24 Comments
 

I would be interested in knowing this as well.  Anyone have any insights on Citi?  Either from personal experience or from what you've heard, all comments would be greatly appreciated

 

I had the 2nd round (final) since my resume was passed by an MD.

Very technical - 2 30min interviews with an Analyst and Associate- expect all your normal tech questions, DCF, multiples, random valutation questions, some LBO stuff, some bonds (caught me by surprise).

Overall if you prepare well  you should be fine. I studied my corp fin class notes, vault guide and stuff like that. Definitly the most technical interview I had (compared to GS, UBS, JPM and Lazard).

 

Asked me about DCF and accretion/dilution (on my resume). Also asked about comps. Pretty standard stuff but the first time I got the accretion/dilution question.

Behavioral part was very standard and about fit. They started asking about my schedule towards the end of the interview (specifically if I had any other superdays on the next Friday).

Called me back the next morning for a superday.

 
Best Response

A merger can either be accretive or dilutive. A merger is accretive when the acquiring company's earnings per share will increase after the merger and vice versa. Say a shoe company, BIg Gun wants to acquire a fast growing competitor, Ubershoe. Also suppose that Big Gun's earnings are $10 million, that it has 1 million outstanding shares (making it have an EPS of $10), and that Ubershoe's earnings are 2 million. Whether the acquisition will be accretive or dilutive depends on the amount BIg Gun will pay for Ubershoe. Say that BIg Gun agrees to a stock swap in which it issues 500k shares which it will trade for all of Ubershoe's shares. The combined company will have 1.5 million shares and 12 million in earnings. The new EPS will thus be $8 per share, making it dilutive to Big Gun's earnings.
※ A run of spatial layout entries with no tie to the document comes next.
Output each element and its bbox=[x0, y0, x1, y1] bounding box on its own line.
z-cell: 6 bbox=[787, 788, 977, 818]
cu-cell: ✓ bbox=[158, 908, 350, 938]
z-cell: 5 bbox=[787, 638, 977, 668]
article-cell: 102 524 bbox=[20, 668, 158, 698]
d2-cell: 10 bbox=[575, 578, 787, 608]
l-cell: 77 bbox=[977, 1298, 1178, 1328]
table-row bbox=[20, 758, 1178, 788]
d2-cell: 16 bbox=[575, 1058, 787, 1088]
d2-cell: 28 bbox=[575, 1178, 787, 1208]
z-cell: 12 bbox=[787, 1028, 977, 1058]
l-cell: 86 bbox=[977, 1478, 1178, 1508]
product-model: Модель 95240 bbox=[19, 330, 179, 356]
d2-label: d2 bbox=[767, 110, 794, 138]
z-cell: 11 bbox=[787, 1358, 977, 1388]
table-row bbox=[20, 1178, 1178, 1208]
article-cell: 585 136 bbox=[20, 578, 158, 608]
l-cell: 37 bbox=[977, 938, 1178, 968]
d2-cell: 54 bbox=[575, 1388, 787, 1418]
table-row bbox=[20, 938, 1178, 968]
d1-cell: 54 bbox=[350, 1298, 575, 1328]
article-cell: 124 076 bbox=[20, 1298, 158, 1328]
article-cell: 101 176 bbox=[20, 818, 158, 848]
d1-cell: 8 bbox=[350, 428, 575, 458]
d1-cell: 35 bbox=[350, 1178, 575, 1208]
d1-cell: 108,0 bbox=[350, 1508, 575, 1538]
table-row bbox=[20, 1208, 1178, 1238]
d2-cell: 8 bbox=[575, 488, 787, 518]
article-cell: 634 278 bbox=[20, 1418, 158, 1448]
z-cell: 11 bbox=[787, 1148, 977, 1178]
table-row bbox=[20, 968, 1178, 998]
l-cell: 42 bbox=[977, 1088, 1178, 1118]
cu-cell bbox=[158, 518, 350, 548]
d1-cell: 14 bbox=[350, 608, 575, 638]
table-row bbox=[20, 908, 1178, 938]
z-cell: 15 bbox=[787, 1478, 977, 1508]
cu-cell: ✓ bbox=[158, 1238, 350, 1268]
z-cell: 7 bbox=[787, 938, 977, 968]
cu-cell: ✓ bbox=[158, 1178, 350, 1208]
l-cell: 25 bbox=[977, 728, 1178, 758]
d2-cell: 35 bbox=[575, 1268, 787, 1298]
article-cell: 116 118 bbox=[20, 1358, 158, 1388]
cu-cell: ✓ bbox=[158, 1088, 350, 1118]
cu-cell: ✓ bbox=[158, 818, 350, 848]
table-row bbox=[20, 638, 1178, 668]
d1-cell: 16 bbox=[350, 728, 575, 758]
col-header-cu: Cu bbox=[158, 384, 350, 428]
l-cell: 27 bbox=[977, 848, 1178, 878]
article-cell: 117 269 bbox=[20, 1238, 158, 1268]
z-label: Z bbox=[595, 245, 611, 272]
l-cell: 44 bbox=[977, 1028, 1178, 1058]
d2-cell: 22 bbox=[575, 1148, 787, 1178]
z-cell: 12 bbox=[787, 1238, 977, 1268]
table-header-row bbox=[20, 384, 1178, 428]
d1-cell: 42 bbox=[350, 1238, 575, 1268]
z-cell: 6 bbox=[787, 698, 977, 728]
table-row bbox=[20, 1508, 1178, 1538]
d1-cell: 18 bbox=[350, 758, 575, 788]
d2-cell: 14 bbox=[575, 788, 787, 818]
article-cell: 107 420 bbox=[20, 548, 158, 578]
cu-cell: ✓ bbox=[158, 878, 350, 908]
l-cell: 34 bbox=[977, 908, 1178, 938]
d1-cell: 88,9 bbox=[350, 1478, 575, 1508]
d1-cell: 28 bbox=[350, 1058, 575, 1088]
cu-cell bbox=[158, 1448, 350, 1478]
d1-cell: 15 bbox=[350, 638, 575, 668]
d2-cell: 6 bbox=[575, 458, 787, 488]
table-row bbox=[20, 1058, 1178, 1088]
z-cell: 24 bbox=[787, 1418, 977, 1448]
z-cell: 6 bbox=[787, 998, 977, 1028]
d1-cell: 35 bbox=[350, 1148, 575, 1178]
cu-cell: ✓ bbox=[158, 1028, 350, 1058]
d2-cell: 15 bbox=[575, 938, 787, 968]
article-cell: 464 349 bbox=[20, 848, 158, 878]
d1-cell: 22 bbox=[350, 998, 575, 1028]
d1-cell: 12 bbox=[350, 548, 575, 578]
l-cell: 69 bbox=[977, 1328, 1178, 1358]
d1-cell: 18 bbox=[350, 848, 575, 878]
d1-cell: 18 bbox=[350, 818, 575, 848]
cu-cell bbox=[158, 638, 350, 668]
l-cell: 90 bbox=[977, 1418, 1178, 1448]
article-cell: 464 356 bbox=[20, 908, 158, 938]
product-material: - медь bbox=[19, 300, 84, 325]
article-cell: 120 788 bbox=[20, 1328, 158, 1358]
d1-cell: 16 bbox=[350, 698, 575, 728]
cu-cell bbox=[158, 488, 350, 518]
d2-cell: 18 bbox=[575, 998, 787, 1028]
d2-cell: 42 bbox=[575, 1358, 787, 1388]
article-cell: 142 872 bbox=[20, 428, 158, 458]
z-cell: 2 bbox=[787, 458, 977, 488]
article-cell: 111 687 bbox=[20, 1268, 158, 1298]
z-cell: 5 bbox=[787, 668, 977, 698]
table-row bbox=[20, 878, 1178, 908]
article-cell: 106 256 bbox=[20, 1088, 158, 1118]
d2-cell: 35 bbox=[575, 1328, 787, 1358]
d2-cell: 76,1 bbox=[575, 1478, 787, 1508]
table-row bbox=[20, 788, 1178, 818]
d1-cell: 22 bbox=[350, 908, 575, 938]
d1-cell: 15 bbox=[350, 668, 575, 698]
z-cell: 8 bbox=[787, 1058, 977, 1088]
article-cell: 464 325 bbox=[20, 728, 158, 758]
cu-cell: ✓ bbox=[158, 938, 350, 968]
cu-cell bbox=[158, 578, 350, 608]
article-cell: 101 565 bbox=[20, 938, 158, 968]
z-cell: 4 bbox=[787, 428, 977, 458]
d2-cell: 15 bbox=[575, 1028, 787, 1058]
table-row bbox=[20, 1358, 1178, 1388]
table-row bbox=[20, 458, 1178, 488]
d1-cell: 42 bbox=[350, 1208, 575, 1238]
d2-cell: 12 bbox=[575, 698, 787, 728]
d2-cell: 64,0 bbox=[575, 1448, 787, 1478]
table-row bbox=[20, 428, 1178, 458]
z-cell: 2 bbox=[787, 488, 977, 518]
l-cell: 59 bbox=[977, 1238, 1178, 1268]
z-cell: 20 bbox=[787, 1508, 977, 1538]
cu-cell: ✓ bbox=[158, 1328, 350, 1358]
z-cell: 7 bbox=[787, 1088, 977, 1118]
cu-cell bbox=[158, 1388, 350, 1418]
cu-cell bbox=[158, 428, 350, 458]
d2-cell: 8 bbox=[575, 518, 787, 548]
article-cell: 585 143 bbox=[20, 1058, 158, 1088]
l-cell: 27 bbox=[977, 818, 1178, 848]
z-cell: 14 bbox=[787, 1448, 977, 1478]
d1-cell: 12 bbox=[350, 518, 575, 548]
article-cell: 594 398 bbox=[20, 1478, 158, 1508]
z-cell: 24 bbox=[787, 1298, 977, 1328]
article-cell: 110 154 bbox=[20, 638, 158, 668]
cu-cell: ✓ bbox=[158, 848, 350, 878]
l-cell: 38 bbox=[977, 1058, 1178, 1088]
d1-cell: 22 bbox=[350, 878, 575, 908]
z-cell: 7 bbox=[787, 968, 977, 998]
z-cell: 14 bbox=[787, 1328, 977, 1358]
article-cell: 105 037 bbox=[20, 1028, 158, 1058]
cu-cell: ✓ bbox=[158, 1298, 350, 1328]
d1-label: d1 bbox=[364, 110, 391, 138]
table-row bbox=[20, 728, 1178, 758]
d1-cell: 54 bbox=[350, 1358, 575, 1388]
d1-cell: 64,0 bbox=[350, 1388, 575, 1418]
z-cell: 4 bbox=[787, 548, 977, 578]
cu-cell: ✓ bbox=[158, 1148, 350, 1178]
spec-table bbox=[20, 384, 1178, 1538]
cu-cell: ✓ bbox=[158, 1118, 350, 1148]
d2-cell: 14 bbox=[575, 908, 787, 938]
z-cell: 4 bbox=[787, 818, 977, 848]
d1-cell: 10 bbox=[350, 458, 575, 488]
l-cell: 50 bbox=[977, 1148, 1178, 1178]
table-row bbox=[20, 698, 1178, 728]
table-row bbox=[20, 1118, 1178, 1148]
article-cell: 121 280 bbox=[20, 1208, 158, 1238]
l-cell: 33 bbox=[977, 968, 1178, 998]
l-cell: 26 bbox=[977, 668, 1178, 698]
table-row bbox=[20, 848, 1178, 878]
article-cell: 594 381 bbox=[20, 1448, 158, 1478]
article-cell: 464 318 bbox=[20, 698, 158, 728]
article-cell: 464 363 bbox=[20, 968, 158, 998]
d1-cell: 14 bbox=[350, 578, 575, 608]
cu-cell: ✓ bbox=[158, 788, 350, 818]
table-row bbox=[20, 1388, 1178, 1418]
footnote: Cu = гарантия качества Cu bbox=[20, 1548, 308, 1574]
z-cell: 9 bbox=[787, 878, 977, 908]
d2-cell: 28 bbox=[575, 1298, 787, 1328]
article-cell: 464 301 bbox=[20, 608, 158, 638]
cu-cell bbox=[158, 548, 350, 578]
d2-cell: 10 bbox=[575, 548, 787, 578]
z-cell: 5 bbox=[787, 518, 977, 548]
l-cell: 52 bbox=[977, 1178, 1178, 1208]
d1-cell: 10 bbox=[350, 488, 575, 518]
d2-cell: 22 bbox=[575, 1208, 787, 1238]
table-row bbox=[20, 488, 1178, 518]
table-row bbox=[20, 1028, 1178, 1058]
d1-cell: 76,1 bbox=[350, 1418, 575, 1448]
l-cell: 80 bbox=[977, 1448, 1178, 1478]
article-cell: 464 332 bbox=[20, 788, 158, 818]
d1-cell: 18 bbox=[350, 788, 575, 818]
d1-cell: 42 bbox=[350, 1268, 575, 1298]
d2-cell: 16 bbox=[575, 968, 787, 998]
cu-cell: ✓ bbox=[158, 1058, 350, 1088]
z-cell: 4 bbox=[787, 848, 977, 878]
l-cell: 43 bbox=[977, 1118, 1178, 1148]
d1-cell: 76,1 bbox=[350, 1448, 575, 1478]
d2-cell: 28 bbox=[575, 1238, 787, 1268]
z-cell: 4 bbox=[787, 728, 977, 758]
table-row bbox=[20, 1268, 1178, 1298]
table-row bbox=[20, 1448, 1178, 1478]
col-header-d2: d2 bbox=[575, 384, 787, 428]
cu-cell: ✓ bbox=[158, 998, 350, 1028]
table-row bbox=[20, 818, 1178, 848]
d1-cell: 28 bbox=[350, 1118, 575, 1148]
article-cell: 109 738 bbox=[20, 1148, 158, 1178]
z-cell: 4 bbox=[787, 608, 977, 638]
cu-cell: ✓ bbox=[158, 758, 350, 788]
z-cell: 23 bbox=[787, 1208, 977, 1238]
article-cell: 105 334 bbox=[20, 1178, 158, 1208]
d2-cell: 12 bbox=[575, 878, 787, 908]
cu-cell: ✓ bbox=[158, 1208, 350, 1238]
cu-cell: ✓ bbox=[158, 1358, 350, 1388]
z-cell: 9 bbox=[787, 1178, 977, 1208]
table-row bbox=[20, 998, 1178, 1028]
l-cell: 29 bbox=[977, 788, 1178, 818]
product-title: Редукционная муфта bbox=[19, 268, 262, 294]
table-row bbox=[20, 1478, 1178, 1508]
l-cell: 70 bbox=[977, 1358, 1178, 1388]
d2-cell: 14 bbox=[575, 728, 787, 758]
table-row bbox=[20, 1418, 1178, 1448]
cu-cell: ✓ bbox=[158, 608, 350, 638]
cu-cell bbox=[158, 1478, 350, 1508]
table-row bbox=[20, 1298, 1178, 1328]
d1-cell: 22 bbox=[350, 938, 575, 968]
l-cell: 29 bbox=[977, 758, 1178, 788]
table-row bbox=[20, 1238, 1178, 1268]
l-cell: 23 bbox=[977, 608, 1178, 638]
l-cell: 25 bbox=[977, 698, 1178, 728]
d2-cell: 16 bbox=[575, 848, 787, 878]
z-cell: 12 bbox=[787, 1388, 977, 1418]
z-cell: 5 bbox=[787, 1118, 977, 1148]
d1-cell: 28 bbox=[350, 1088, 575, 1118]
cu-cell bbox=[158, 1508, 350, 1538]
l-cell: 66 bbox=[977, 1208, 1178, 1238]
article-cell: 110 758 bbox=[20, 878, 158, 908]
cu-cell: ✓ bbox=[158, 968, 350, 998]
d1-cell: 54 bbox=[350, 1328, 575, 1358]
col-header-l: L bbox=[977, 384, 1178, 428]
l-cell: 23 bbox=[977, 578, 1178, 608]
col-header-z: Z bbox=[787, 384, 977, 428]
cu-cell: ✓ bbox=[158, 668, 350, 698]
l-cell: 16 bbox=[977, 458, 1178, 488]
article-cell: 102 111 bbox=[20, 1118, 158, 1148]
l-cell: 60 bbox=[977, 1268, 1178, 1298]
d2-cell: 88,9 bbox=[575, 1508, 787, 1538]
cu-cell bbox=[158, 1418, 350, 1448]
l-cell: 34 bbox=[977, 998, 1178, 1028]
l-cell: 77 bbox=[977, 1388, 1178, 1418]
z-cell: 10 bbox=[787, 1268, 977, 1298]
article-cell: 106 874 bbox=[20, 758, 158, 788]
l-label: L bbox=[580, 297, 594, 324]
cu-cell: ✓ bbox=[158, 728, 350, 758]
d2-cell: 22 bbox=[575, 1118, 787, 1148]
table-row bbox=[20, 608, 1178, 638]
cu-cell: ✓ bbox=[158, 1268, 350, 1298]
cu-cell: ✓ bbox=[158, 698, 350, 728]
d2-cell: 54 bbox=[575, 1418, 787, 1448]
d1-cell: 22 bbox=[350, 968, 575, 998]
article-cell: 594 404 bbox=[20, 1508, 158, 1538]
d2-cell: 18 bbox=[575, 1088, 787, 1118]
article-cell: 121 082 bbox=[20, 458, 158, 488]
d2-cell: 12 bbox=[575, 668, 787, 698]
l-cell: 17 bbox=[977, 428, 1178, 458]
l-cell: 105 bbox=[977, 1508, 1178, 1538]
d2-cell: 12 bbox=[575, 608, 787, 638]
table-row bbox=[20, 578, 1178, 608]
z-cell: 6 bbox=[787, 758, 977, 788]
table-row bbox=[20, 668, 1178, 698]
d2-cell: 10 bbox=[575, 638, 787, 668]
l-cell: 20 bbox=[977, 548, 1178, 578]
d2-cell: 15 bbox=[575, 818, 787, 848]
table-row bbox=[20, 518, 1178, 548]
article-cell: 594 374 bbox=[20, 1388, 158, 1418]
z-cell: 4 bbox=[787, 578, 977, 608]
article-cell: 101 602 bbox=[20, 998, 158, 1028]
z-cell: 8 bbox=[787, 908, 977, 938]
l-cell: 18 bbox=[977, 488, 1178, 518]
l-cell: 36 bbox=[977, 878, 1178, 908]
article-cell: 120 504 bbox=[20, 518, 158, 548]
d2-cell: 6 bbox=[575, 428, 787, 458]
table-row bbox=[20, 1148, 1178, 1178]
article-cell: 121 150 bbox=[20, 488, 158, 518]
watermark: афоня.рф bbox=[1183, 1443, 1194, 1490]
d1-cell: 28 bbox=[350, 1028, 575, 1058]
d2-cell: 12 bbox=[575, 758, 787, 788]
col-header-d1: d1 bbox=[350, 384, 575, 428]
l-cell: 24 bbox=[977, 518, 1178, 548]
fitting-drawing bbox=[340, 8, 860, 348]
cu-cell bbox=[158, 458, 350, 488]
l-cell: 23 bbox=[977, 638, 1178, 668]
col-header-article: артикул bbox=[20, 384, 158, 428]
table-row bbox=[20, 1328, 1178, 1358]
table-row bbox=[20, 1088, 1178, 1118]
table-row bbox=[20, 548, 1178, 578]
Now let's change the scenario, lets' say that BIg Gun agrees to issue 100,000 new shares of stock instead of 500,000. The combined company will have $12 mm in earnings and 1.1 million shares, or an EPS of $10.91. This deal is accretive.

Using P/E Ratios----

When a company with a higher price to earnings ratios (let's say Company 1 and it's PE ratio PE1) acquires a firm, (Company 2 and it's PE ratio is PE2) which has a lower PE ratio, it is an accretive merger.

So if PE1 > PE2 the merger is accretive. if PE1 PE2 the merger is dilutive. The reason for this is that the acquiring company will pay less per dollar of earnings to acquire the target.

Models_and_bottles: Would you be willing to explain how exactly earnings might be affected and what addbacks might occur?

 

Ya..I had them for SA last year. Very technical. One VP even gave me a sheet of paper and made me do DCF right in front of him. It was my most technical interview. Also interviewed with all of the BBs.

 

To maximize returns, you'd obviously want the least amount of equity as possible, so I would've said something like making projections of how much debt they could feasibly handle based on their free cash flow. This would obviously vary from company to company.

 
 

do they ask hardcore technical questions even if you've never taken advanced finance courses/have experience in finance?